Forming Conflict Identities:
The Role of Subgroup Leaders in Combatant Socialization

[My dissertation is available to download here]

What explains the variation in socialization outcomes in armed organizations? Why do some combatants adopt the intended norms of their organization while others resist them? The socialization processes of armed organizations profoundly shape the behaviors and attitudes of combatants and directly influence their repertoires of violence. Recent scholarship on the internal dynamics of armed organizations has advanced our understanding of within group factors that shape combatant preferences, but there are still significant theoretical and empirical gaps on combatant socialization. 

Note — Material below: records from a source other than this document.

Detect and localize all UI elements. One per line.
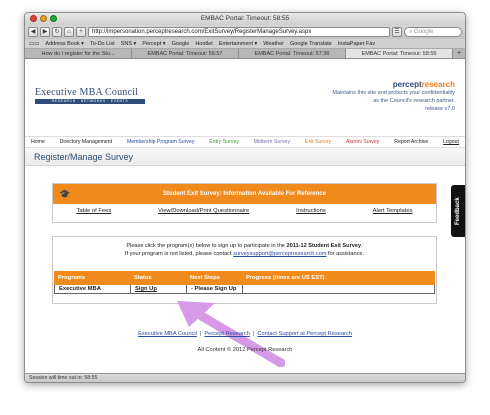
info-links [53,204,436,214]
bookmark-item[interactable]: Google [171,40,190,47]
reading-list-icon[interactable]: ▭▭ [29,40,40,47]
signup-line-2-text: If your program is not listed, please contact [124,251,234,257]
signup-line-2-end: for assistance. [326,251,365,257]
signup-line-2 [53,250,436,258]
next-step: - Please Sign Up [186,285,242,293]
bookmark-item[interactable]: Percept ▾ [142,40,166,47]
reload-icon[interactable]: ↻ [52,27,62,37]
page-title: Register/Manage Survey [25,148,465,166]
info-panel-title: Student Exit Survey: Information Available For Reference [163,191,326,197]
back-icon[interactable]: ◀ [28,27,38,37]
brand-name-part2: research [421,80,455,89]
logo-title: Executive MBA Council [35,87,139,98]
release-version: release v7.0 [425,106,455,112]
logo-tagline: RESEARCH · NETWORKS · EVENTS [35,99,145,104]
bookmark-item[interactable]: SNS ▾ [120,40,137,47]
nav-exit-survey[interactable]: Exit Survey [304,139,332,145]
table-header [54,271,435,285]
footer-embac-link[interactable]: Executive MBA Council [138,331,197,337]
rss-icon[interactable]: ☰ [392,27,402,37]
sign-up-link[interactable]: Sign Up [135,286,157,292]
browser-tab[interactable]: EMBAC Portal: Timeout: 56:57 [132,49,239,58]
bookmark-item[interactable]: Entertainment ▾ [218,40,258,47]
survey-name: 2011-12 Student Exit Survey [286,243,362,249]
programs-table [54,271,435,294]
bookmark-item[interactable]: To-Do List [89,40,115,47]
nav-alumni-survey[interactable]: Alumni Survey [345,139,380,145]
search-input[interactable] [404,27,462,37]
signup-instructions [53,237,436,258]
home-icon[interactable]: ⌂ [64,27,74,37]
program-name: Executive MBA [54,285,130,293]
browser-window [24,12,466,383]
tab-bar [25,49,465,59]
questionnaire-link[interactable]: View/Download/Print Questionnaire [158,208,250,214]
survey-info-panel [52,183,437,223]
nav-membership-program-survey[interactable]: Membership Program Survey [126,139,195,145]
bookmark-item[interactable]: InstaPaper Fav [337,40,376,47]
copyright: All Content © 2012 Percept Research [197,347,293,353]
bookmarks-bar [25,39,465,49]
url-bar[interactable]: http://impersonation.perceptresearch.com/ExitSurvey/RegisterManageSurvey.aspx [88,27,390,37]
main-nav [25,137,465,148]
feedback-tab[interactable]: Feedback [451,185,465,237]
site-header [25,59,465,137]
brand-name-part1: percept [392,80,422,89]
signup-panel [52,236,437,304]
alert-templates-link[interactable]: Alert Templates [372,208,413,214]
status-bar: Session will time out in: 58:55 [25,373,465,382]
status-cell [130,285,186,293]
nav-home[interactable]: Home [31,139,45,145]
browser-tab[interactable]: How do I register for the Stu... [25,49,132,58]
footer-contact-link[interactable]: Contact Support at Percept Research [257,331,352,337]
signup-line-1-text: Please click the program(s) below to sign up to participate in the [126,243,287,249]
bookmark-item[interactable]: Hootlet [195,40,213,47]
instructions-link[interactable]: Instructions [296,208,326,214]
footer-links: Executive MBA Council | Percept Research | Contact Support at Percept Research [138,331,352,337]
minimize-window-button[interactable] [40,15,47,22]
brand-line-1: Maintains this site and protects your confidentiality [332,90,455,96]
info-panel-header [53,184,436,204]
browser-tab-active[interactable]: EMBAC Portal: Timeout: 58:55 [346,49,453,58]
signup-line-1 [53,242,436,250]
progress-cell [242,285,435,293]
percept-logo [332,81,455,89]
bookmark-item[interactable]: Google Translate [289,40,332,47]
window-title: EMBAC Portal: Timeout: 58:55 [200,15,290,22]
forward-icon[interactable]: ▶ [40,27,50,37]
nav-entry-survey[interactable]: Entry Survey [209,139,239,145]
bookmark-item[interactable]: Address Book ▾ [45,40,84,47]
signup-line-1-end: . [361,243,363,249]
graduation-cap-icon: 🎓 [59,189,71,199]
web-page [25,59,465,373]
embac-logo[interactable] [35,87,145,104]
column-header: Status [134,275,152,281]
column-header: Programs [58,275,86,281]
browser-tab[interactable]: EMBAC Portal: Timeout: 57:36 [239,49,346,58]
new-tab-icon[interactable]: + [456,50,462,57]
bookmark-item[interactable]: Weather [263,40,284,47]
support-email-link[interactable]: surveysupport@perceptresearch.com [233,251,327,257]
column-header: Next Steps [190,275,220,281]
close-window-button[interactable] [30,15,37,22]
search-icon: ⌕ [409,29,415,35]
search-placeholder: Google [414,29,434,35]
nav-midterm-survey[interactable]: Midterm Survey [253,139,291,145]
table-of-fees-link[interactable]: Table of Fees [76,208,112,214]
window-controls [30,15,57,22]
nav-report-archive[interactable]: Report Archive [394,139,429,145]
table-row [54,285,435,294]
percept-branding [332,81,455,113]
add-bookmark-icon[interactable]: + [76,27,86,37]
nav-directory-management[interactable]: Directory Management [59,139,113,145]
title-bar [25,13,465,25]
column-header: Progress (times are US EST) [246,275,325,281]
footer-percept-link[interactable]: Percept Research [204,331,250,337]
brand-line-2: as the Council's research partner. [373,98,455,104]
zoom-window-button[interactable] [50,15,57,22]
nav-logout[interactable]: Logout [443,139,459,145]
browser-toolbar [25,25,465,39]
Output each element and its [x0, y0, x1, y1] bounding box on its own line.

My doctoral research presents and tests a framework that socialization is driven by subgroups—the smaller social units within armed organizations that form the informal structure and environment of combatants. Specifically, subgroup leaders—the junior and mid-level commanders of an organization—regulate the socialization processes of combatants by reinforcing (aligned leaders) or undermining (divergent leaders) the official norms of the organization. Subgroup leaders occupy a unique position of authority within both the formal and informal social networks of an armed organization that enables them to control the normative environment of combatants.

I test this expectation using a mixed-method nested research design that leverages archival data from the American (1944-1945) and British (1946-1948) re-education programs for German prisoners of war (POWs) which sought to ‘democratize’ them. These unique cases of combatant socialization provide exceptional data on the changing attitudes and subgroup leadership of German combatants. First, I conduct a controlled comparative case study of German POW camps in the UK, where British officials installed pro-democratic POWs into subgroup leadership positions in select camps. Second, I conduct the first systematic analysis on the British re-education program for German POWs using a novel dataset constructed from administrative reports to compare the variation in socialization processes and outcomes based on the subgroup leadership type of each camp. Third, I present a cross-case comparative study of the British and American re-education programs, which differed in their policies towards German subgroup leaders. Together, these analyses lend support for the argument that subgroup leaders shape socialization outcomes. 

Here I preview my findings from the large-N empirical chapter on the British re-education program. From 1946 to 1948, British officials implemented a comprehensive ‘democratization’ program for the massive population of German POWs in the UK, which at its peak in September 1946, numbered 402,177 POWs spread across approximately 220 camps (“Progress Reports,” FO 939/419, TNA; “Strength Lists,” FO 939/245, TNA). To track the progress of re-education, British officials regularly visited POW camps to compile reports on the overall state of re-education (see example report collected from the UK National Archives at the bottom of this page). These reports provide quantitative and qualitative data for tracking the shifting attitudes of German POWs and detail information on the German leadership of the camps. In select camps, British officials significantly altered the subgroup leadership of POWs by replacing overtly Nazi or apolitical leaders with pro-democratic leaders. Leveraging this variation in subgroup leadership types, I compare the socialization outcomes of POW camps with pro-re-education subgroup leaders. The analysis tracks the socialization trajectories of 64 different camps using monthly reports (n = 489).

Note: Political Outlook measures the socialization trajectories and outcomes of each camp, tracking their cumulative periods of improvement or decline in democratic norms. 

As the figure above illustrates, German combatants with aligned, pro-re-education, subgroup leaders were more likely to develop democratic and pro-British norms while combatants with divergent, apolitical or Nazi leaders were less likely to adopt the expected norms of the re-education program. In most POW camps, the support or opposition of German camp leaders to re-education significantly shaped the social environment of rank-and-file POWs and how they interpreted democratic norms and their overall levels of participation in re-education. These patterns are further reinforced by a multitude of additional quantitative and qualitative evidence presented in my dissertation which shows the mechanisms and timing of subgroup leader influence on combatant preferences.